2018 Jeep Wrangler Unlimited - The First-ever Cool Hybrid

Chris Tonn
by Chris Tonn
Fast Facts

2018 Jeep Wrangler Unlimited Rubicon

2.0-liter turbocharged hybrid I4 (270 hp @ 5,250 rpm, 295 lb-ft @ 3,000 rpm)
Eight-speed automatic transmission, four-wheel drive
22 city / 24 highway / 22 combined (EPA Rating, MPG)
10.9 city / 10.0 highway / 10.5 combined (NRCan Rating, L/100km)
19.9 (observed mileage, MPG)
Base Price: $42,940 US / $51,990 CAD
As Tested: $58,990 / $65,140 CAD
Prices include $1,495 destination charge in the United States and $2,595 for freight, PDI, and A/C tax in Canada and, because of cross-border equipment differences, can't be directly compared.
2018 jeep wrangler unlimited the first ever cool hybrid

I want first to apologize to the Jeep owners of northern Columbus, and by extension all brethren of the seven-slot grille everywhere. In my week driving this 2018 Jeep Wrangler Unlimited, I neglected to properly wave in most cases.

It’s a Jeep thing, and apparently I don’t understand.

I suppose it’s an ethical thing — can I be a properly unbiased journalist if I gonzo myself into the Jeep subculture? Moreover, is this, a Jeep Wrangler with a hybrid system, a proper Jeep?

No, I’m not kidding. Jeep hasn’t highlighted the hybrid system in marketing this new powertrain, preferring use of the less-specific “eTorque” moniker. Mated to a 2.0-liter turbocharged four-cylinder (related to the Alfa Romeo Giulia four), the hybrid system allows for automatic stop-start, regenerative braking, and engine cut-off during coasting, while adding a bit of torque to the already stout mill.

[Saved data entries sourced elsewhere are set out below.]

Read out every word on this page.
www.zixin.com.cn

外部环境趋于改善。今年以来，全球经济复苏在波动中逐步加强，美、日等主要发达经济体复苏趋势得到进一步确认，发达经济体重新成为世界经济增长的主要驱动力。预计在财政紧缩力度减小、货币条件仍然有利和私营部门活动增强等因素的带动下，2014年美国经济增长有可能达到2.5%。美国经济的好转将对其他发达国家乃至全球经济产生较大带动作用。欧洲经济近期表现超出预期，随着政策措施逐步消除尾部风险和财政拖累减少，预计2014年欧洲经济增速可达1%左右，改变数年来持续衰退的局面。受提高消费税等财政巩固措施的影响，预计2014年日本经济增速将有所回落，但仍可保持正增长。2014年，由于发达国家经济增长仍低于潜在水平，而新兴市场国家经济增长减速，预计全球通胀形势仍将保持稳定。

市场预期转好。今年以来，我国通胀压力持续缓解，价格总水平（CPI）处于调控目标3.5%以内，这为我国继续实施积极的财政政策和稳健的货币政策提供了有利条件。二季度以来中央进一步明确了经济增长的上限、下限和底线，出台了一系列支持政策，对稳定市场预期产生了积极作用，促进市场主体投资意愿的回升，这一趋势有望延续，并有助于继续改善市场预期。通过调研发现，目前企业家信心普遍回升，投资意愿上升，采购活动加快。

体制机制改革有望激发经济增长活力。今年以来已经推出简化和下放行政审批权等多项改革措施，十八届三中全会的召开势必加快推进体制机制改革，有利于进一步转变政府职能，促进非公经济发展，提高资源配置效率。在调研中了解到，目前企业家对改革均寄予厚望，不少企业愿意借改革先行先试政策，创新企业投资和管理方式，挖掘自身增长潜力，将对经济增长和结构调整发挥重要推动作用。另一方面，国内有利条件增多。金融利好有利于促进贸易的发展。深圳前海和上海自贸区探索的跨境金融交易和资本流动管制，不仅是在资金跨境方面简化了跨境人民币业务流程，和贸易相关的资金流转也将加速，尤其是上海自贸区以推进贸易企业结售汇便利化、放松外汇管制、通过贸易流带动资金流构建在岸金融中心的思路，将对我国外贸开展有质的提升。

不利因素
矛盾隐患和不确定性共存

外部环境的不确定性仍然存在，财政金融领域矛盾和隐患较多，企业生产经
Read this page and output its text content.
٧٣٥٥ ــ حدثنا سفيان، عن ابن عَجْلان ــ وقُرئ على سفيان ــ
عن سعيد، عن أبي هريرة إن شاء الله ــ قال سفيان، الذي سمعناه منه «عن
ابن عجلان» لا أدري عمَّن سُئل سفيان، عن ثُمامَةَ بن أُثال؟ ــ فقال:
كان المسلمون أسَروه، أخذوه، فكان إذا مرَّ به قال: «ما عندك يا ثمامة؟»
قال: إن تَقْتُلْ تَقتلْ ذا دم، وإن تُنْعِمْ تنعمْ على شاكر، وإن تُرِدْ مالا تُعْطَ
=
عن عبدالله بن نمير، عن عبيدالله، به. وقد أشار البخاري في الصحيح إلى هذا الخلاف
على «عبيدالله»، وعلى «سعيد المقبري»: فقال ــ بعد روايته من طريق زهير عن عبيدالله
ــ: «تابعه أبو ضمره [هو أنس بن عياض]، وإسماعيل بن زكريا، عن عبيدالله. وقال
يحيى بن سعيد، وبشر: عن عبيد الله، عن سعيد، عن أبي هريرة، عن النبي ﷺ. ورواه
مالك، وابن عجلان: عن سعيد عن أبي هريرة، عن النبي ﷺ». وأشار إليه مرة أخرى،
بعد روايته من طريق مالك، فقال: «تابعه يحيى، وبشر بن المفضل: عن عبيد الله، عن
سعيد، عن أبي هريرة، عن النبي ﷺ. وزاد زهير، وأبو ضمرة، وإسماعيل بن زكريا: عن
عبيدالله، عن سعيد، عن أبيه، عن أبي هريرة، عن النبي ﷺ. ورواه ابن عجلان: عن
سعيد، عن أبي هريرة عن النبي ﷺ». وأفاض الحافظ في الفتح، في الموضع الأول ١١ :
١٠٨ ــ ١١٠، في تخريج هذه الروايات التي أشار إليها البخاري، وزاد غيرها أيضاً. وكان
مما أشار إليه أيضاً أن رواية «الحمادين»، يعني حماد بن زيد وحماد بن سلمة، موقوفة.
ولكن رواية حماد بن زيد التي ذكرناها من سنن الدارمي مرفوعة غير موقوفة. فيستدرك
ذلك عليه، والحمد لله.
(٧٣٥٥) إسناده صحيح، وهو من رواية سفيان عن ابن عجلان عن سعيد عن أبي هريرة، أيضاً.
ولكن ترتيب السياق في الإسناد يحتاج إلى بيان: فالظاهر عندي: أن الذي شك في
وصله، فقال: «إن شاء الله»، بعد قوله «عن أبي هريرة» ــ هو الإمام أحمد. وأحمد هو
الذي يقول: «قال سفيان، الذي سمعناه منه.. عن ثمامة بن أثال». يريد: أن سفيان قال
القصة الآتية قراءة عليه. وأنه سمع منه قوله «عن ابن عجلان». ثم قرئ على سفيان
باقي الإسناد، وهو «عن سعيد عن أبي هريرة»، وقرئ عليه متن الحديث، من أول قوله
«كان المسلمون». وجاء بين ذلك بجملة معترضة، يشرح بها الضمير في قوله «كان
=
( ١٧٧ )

Interestingly, the peak horsepower of this turbo engine is rather close (270 hp to 285 hp) to the 3.6-liter Pentastar V6, but the torque is a more noticeable difference. The turbo produces 295 lb-ft at 3,000 rpm, while the V6 can only manage 260 lb-ft at a relatively high 4,800 rpm.

I discussed the engine mix with Trevor Dorchies, manager of product communications at Jeep, and he tells me that 40 percent of new Wrangler customers choose the 2.0-liter turbo, likely due to the combination of additional torque and slightly improved fuel economy. Unfortunately for purists, opting for the four-cylinder removes the option of a manual transmission.

My testing, while obviously not under rigorous controlled situations, revealed fuel economy that wasn’t spectacular. While the EPA rates this combo at 22 mpg combined, I only managed 19.9 mpg. Much of my drive was limited to two-lane roads under 50 mph, with a significant portion shifted into four-wheel drive high range due to a larger-than-expected snowstorm. With a better mix of highway driving and less crappy weather, I’d expect a better economy result.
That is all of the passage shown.